Adversarial sanitizer. Evidence text is stripped of prompt-injection markers before it reaches the model.
These are architectural (in silentwitness_mcp), so they hold even if the model ignores its instructions — see §6.

5. Self-correction — documented, in the logs

Self-correction is in the audit logs, not staged for the video. In the current showcase run (showcase_runs/mr_evil_openai_gpt_5_2_resume/audit/critic.jsonl) the live critic (separate agent, fresh context) records AGREE, CHALLENGE, and REJECT verdicts against the staged observations. For example, it agrees that O-048 proves GOOGLEDRIVEFS.EXE execution, while challenging broader claims that a G:\My Drive LNK alone proves the exact drive mapping. It also rejects unsupported wording around O-047 when the cited LNK string does not itself name fredr. This is the intended correction behavior: preserve the evidence, narrow the interpretation, and keep the caveat visible.

The enforced coverage gate is a second, structural self-correction: when the agent tries to finalize with a Key Question unanswered, it is bounced back (ModelRetry) with the gap named, and resumes investigating.

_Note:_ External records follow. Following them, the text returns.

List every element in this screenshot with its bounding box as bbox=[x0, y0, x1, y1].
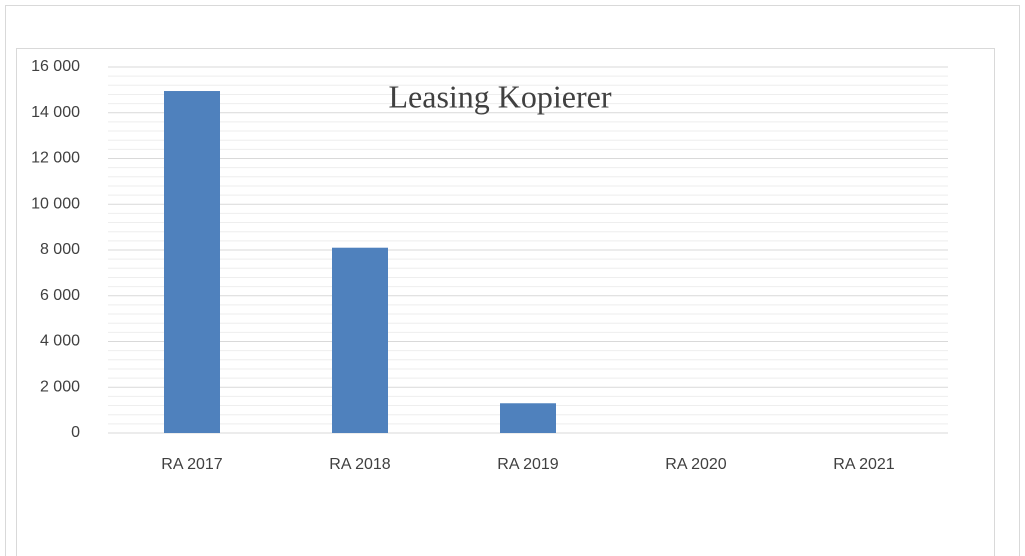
y-tick-label: 2 000 bbox=[40, 378, 80, 395]
y-tick-label: 0 bbox=[71, 424, 80, 441]
chart-title: Leasing Kopierer bbox=[388, 78, 611, 114]
x-tick-label: RA 2019 bbox=[497, 456, 558, 473]
y-tick-label: 8 000 bbox=[40, 241, 80, 258]
y-tick-label: 6 000 bbox=[40, 287, 80, 304]
y-tick-label: 14 000 bbox=[31, 104, 80, 121]
x-tick-label: RA 2018 bbox=[329, 456, 390, 473]
outer-frame bbox=[5, 5, 1020, 556]
y-tick-label: 16 000 bbox=[31, 58, 80, 75]
x-tick-label: RA 2017 bbox=[161, 456, 222, 473]
chart-frame bbox=[16, 48, 995, 556]
bar bbox=[164, 91, 220, 434]
x-tick-label: RA 2020 bbox=[665, 456, 726, 473]
y-tick-label: 10 000 bbox=[31, 195, 80, 212]
x-tick-label: RA 2021 bbox=[833, 456, 894, 473]
y-tick-label: 4 000 bbox=[40, 333, 80, 350]
bar bbox=[500, 403, 556, 433]
y-tick-label: 12 000 bbox=[31, 150, 80, 167]
bar bbox=[332, 247, 388, 433]
grid bbox=[108, 66, 948, 434]
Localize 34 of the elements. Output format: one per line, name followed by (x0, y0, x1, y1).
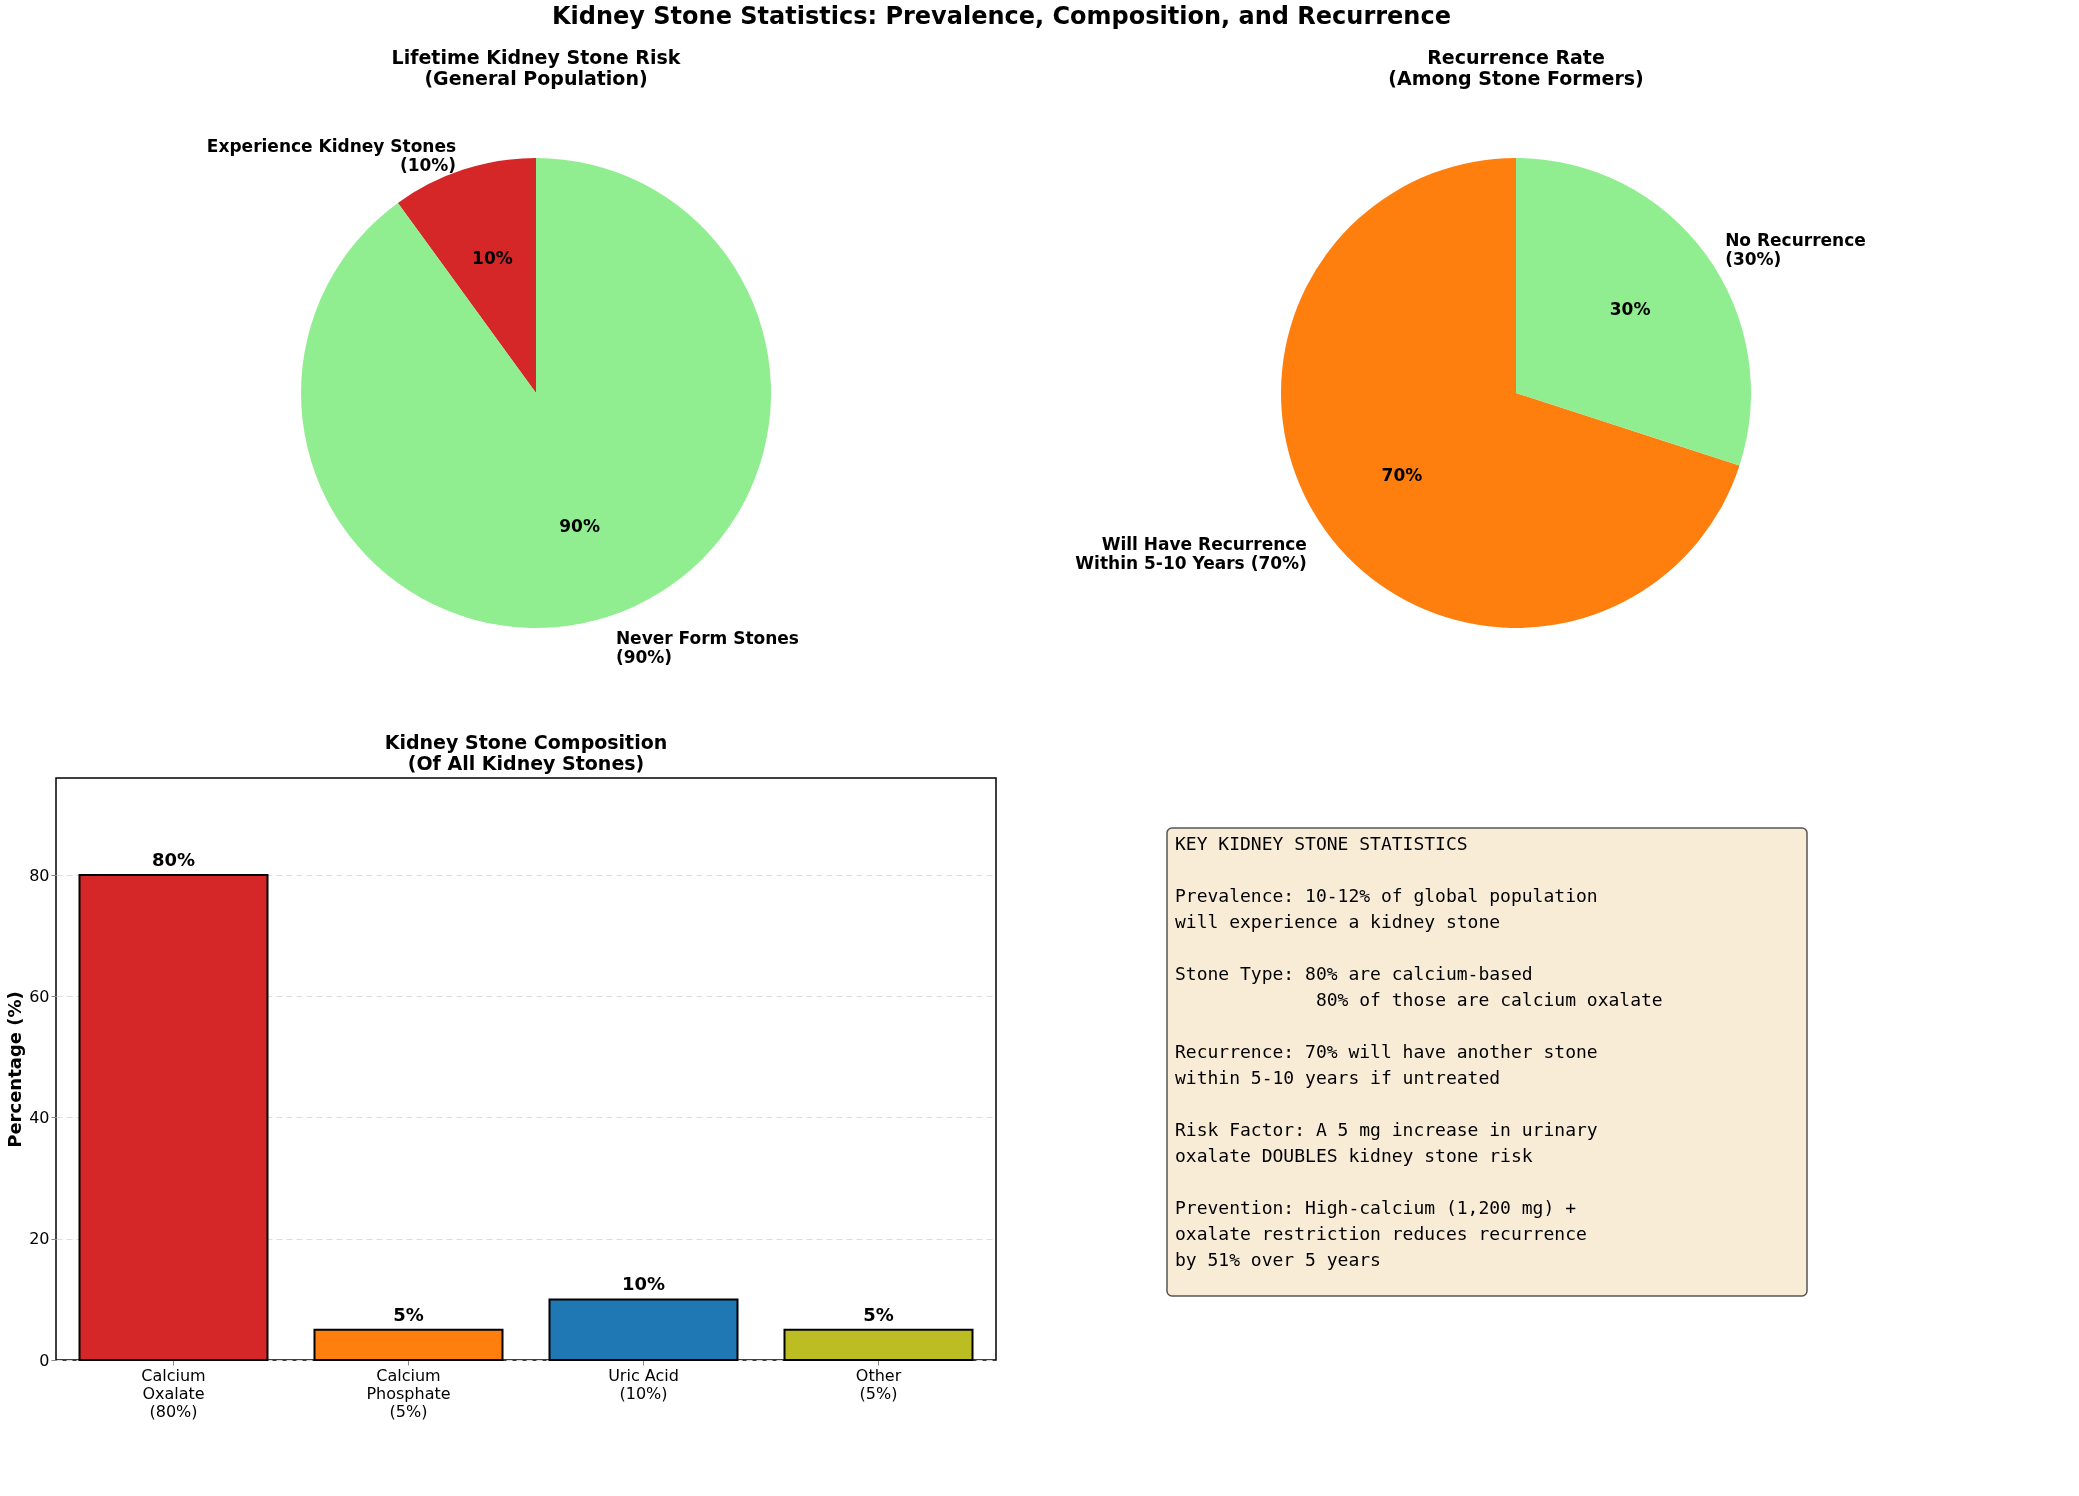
data-label: 80% (151, 849, 196, 870)
data-label: 5% (393, 1303, 424, 1325)
data-label: 10% (621, 1273, 666, 1295)
y-tick-label: 0 (39, 1350, 50, 1370)
text: Stone Type: 80% are calcium-based 80% of those are calcium oxalate (1175, 963, 1663, 1010)
data-label: 30% (1609, 299, 1651, 320)
data-label: 5% (863, 1303, 894, 1325)
x-tick-label: Calcium Phosphate (5%) (366, 1365, 451, 1421)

6. Evidence integrity — how the architecture prevents data modification

Evidence integrity is architectural, not prompt-based — there is no tool path by which the agent could alter original evidence, regardless of what the model decides:

Read-only evidence. Original images are opened read-only; extraction uses dfVFS over the E01 via libewf in read-only mode. The agent process never opens raw evidence at all.
No write surface. The agent's only discovery interface is the index query tools (search_evidence / timeline / get_record / list_detections). The raw-evidence and tool-running surfaces were demoted off the agent (firewall layer #1): no registered tool writes to /evidence. A forbidden-paths guard additionally blocks writes to evidence/system paths.
Tamper-evident provenance. Every indexed row carries a sha256 of its source artifact and the audit_id of the extraction that produced it; the audit log is hash-chained JSONL; examiner approvals are HMAC-signed.
If the model ignores a restriction: because enforcement is at the MCP-server / filesystem boundary (not the prompt), a model that "tries" to read or write raw evidence simply has no tool that does so — the call surface does not exist.

7. Known issues we are NOT hiding

[UNTRUSTED EVIDENCE BEGIN] marker leakage. get_record wraps evidence text in untrusted-content markers for safe display; some interpretations have copied those marker strings into report prose. It does not affect recall or citations but should be cleaned up.
Single-run 100% is not a stability claim. See §3 — we report the distribution, not the peak.
Memory analysis is not yet in the recall path. Current recall is disk-derived; disk⊕memory corroboration is planned, not done.
Plaso super-timeline contributes 0 events on this image (libevtx crashes on the ROCBA EVTX); we route around it with targeted parsers and say so rather than hide the empty pass.

8. Reproducing this

# on a SANS SIFT 2026 workstation, with your own LLM API key exported
silentwitness register-evidence rocba /path/to/rocba.E01
silentwitness prepare rocba           # dfVFS extract (read-only)
silentwitness index rocba             # targeted parsers + Sigma detections -> FTS index
SILENTWITNESS_MODEL=openai-chat:gpt-5.2 silentwitness investigate rocba --max-iterations 80
python -m harness.score_case --case cases/rocba --dataset rocba

The current judge-facing showcase logs are committed under docs/showcase_runs/mr_evil_openai_gpt_5_2_resume/ for the three-claim trace (finding -> record_id -> tool execution in audit JSONL).